The signs are already ominous. Metro Atlanta is projected to lose 20,600 jobs by the end of 2008, according to Georgia State University’s Economic Forecasting Center. That type of loss will test the historically strong Buckhead market, for example, which has some 2 million sq. ft. of new office space underand set to deliver over the next 15 months.
Office vacancies in the Miami market increased 60 basis points in downtown and suburban markets alike in the third quarter, according to Grubb & Ellis.
In the heartland,suburban office vacancies reached their highest level in three years in the third quarter, according to Jones Lang LaSalle. The overall suburban vacancy rate of 22.5% is nearly 2% higher than the third quarter of last year. Net absorption improved by 125,112 sq. ft. in the third quarter but is a negative 592,089 sq. ft. year-to-date.
Cities and states also are feeling the spreading economic doldrums. Chicago is suffering from its worst budget shortfall in 19 years, or $420 million under Mayor Richard Daley. To make up the difference, Daley is cutting at least 1,000 city workers from the payroll.
Out west, the shifting economic sands are undermining’s recently passed state budget, which is expected to see a $4.6 billion shortfall for fiscal 2008-2009 due mainly to declining revenues.

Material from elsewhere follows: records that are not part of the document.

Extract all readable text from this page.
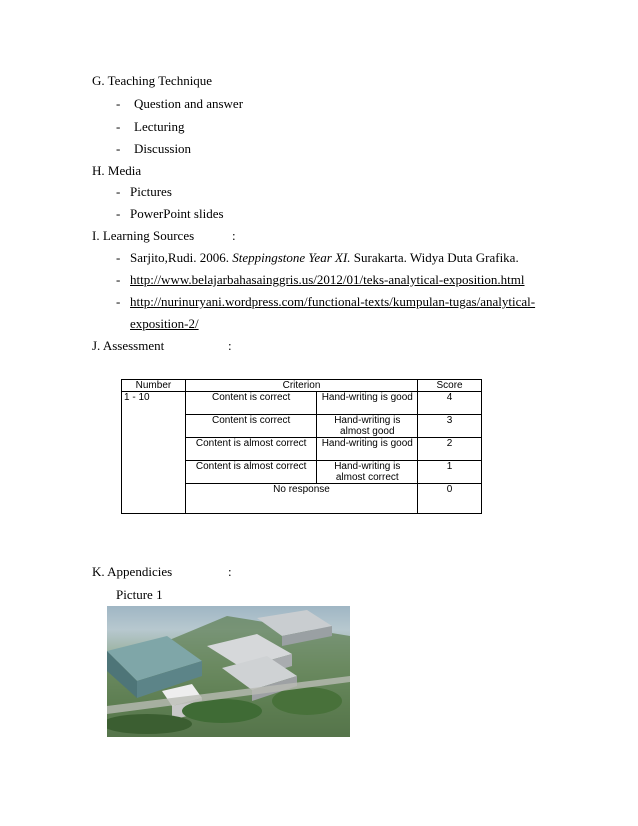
G. Teaching Technique
- Question and answer
- Lecturing
- Discussion
H. Media
- Pictures
- PowerPoint slides
I. Learning Sources	:
- Sarjito,Rudi. 2006. Steppingstone Year XI. Surakarta. Widya Duta Grafika.
- http://www.belajarbahasainggris.us/2012/01/teks-analytical-exposition.html
- http://nurinuryani.wordpress.com/functional-texts/kumpulan-tugas/analytical-
exposition-2/
J. Assessment	:
Number	Criterion		Score
1 - 10	Content is correct	Hand-writing is good	4
	Content is correct	Hand-writing is almost good	3
	Content is almost correct	Hand-writing is good	2
	Content is almost correct	Hand-writing is almost correct	1
	No response		0
K. Appendicies	:
Picture 1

The Los Angeles office market is reflecting the slowdown, with year-to-date office absorption tallying a negative 2.25 million sq. ft. The primary culprit is new sublease space that has increased steadily over the past several quarters, currently totaling 4.8 million sq. ft.

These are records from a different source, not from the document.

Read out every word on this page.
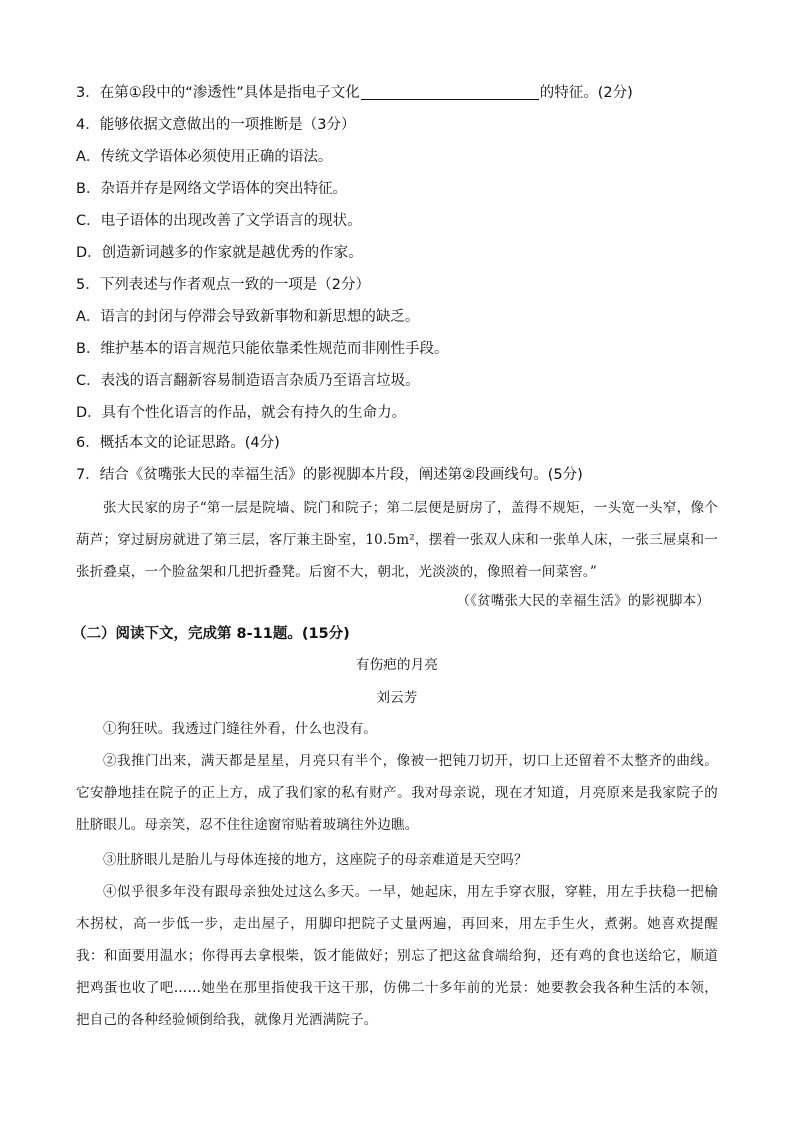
3．在第①段中的“渗透性”具体是指电子文化	的特征。(2分)
4．能够依据文意做出的一项推断是（3分）
A．传统文学语体必须使用正确的语法。
B．杂语并存是网络文学语体的突出特征。
C．电子语体的出现改善了文学语言的现状。
D．创造新词越多的作家就是越优秀的作家。
5．下列表述与作者观点一致的一项是（2分）
A．语言的封闭与停滞会导致新事物和新思想的缺乏。
B．维护基本的语言规范只能依靠柔性规范而非刚性手段。
C．表浅的语言翻新容易制造语言杂质乃至语言垃圾。
D．具有个性化语言的作品，就会有持久的生命力。
6．概括本文的论证思路。(4分)
7．结合《贫嘴张大民的幸福生活》的影视脚本片段，阐述第②段画线句。(5分)
张大民家的房子“第一层是院墙、院门和院子；第二层便是厨房了，盖得不规矩，一头宽一头窄，像个葫芦；穿过厨房就进了第三层，客厅兼主卧室，10.5m²，摆着一张双人床和一张单人床，一张三屉桌和一张折叠桌，一个脸盆架和几把折叠凳。后窗不大，朝北，光淡淡的，像照着一间菜窖。”
（《贫嘴张大民的幸福生活》的影视脚本）
（二）阅读下文，完成第 8-11题。(15分)
有伤疤的月亮
刘云芳
①狗狂吠。我透过门缝往外看，什么也没有。
②我推门出来，满天都是星星，月亮只有半个，像被一把钝刀切开，切口上还留着不太整齐的曲线。它安静地挂在院子的正上方，成了我们家的私有财产。我对母亲说，现在才知道，月亮原来是我家院子的肚脐眼儿。母亲笑，忍不住往途窗帘贴着玻璃往外边瞧。
③肚脐眼儿是胎儿与母体连接的地方，这座院子的母亲难道是天空吗？
④似乎很多年没有跟母亲独处过这么多天。一早，她起床，用左手穿衣服，穿鞋，用左手扶稳一把榆木拐杖，高一步低一步，走出屋子，用脚印把院子丈量两遍，再回来，用左手生火，煮粥。她喜欢提醒我：和面要用温水；你得再去拿根柴，饭才能做好；别忘了把这盆食端给狗，还有鸡的食也送给它，顺道把鸡蛋也收了吧……她坐在那里指使我干这干那，仿佛二十多年前的光景：她要教会我各种生活的本领，把自己的各种经验倾倒给我，就像月光洒满院子。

Further north, the Seattle area is starting to feel the economic pinch. “Our famously rainy city had a sodden quarter by any measure,” says research analyst Patrick Mullen with Grubb & Ellis. “The national economy, listing heavily under the weight of the spiraling credit crisis, remains barely above water and threatens to drag down the Puget Sound.”
The area has been hard hit by the Boeing strike, the collapse of Washington Mutual and recent layoffs at major companies like Alaska Airlines. “Recent events have definitively shattered the myth that the Puget Sound could hide behind the Cascades and hope the whole thing would blow over.”
Seattle’s office vacancy rate increased by 60 basis points over the past quarter across the Puget Sound, hitting a two-year high of 10.5%.
All is not so bleak though, with at least a hint of worldwide relief in the future. A new report from the International Monetary Fund raises hope for a slow economic recovery beginning in mid-2009 and picking up steam in 2010.